The pamphlet points out that "state-sanctioned, or state-encouraged, murders on the streets and in the prisons combined, however, still fall far short of the numbers of workers killed each year as a result of the employers' profit-driven speedup, brutal intensification of labor, and lengthening of hours. Both life and limb of workers in the United States are being sacrificed on the altar of sharpening competition of markets among U.S. capitalists, and between them and their rivals worldwide."

Youth whose minds are not yet blunted by living under capitalism react against the brutality and degradation that the ruling class imposes, brutality whose sole purpose is to perpetuate a system where profits for a few are valued higher than human beings.
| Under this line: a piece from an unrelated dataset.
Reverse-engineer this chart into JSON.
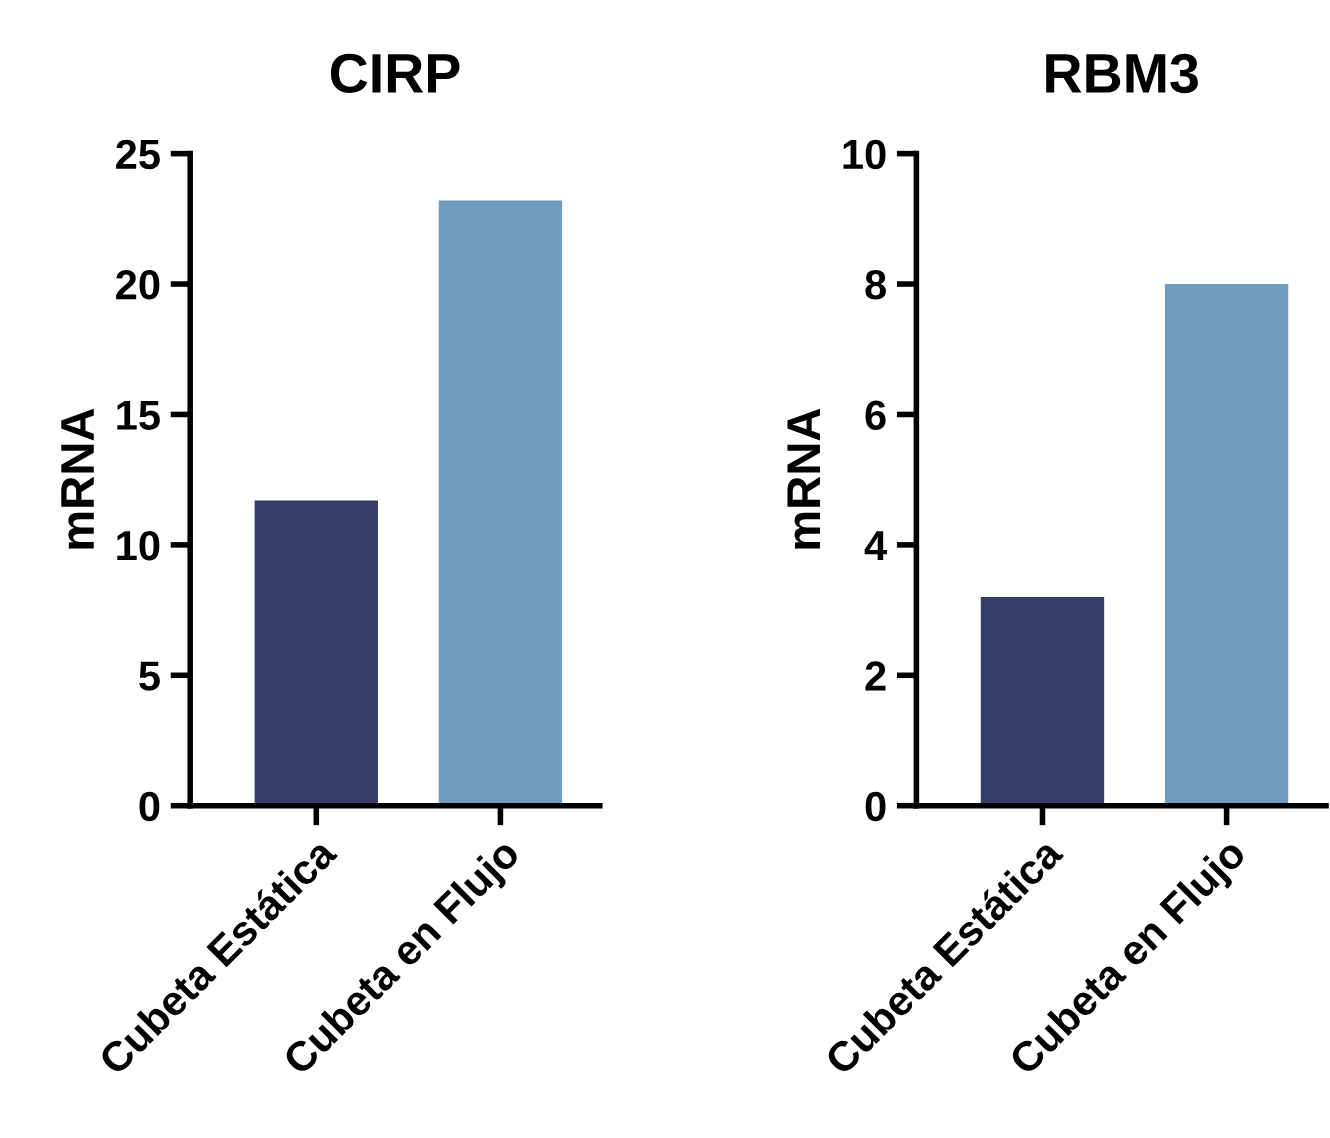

Youth are put in schools for 12 years and many react to the hypocrisy of the "learning" these institutions provide, in some cases by dropping out, as do 20 percent of all high school students in the Stockholm area today. To these young people, as well as to working people of other generations, this pamphlet shows a way forward in the struggle to create a world fit for humanity.

"Education as a lifetime experience--I can not think of a better reason to make a socialist revolution. What better reason to get rid of the capitalist state, to begin transforming humanity, to begin building human solidarity?" These explanations, already available in three languages, will soon be available in Swedish too.

Catharina Tirsén is a member of the Metalworkers Union in Stockholm.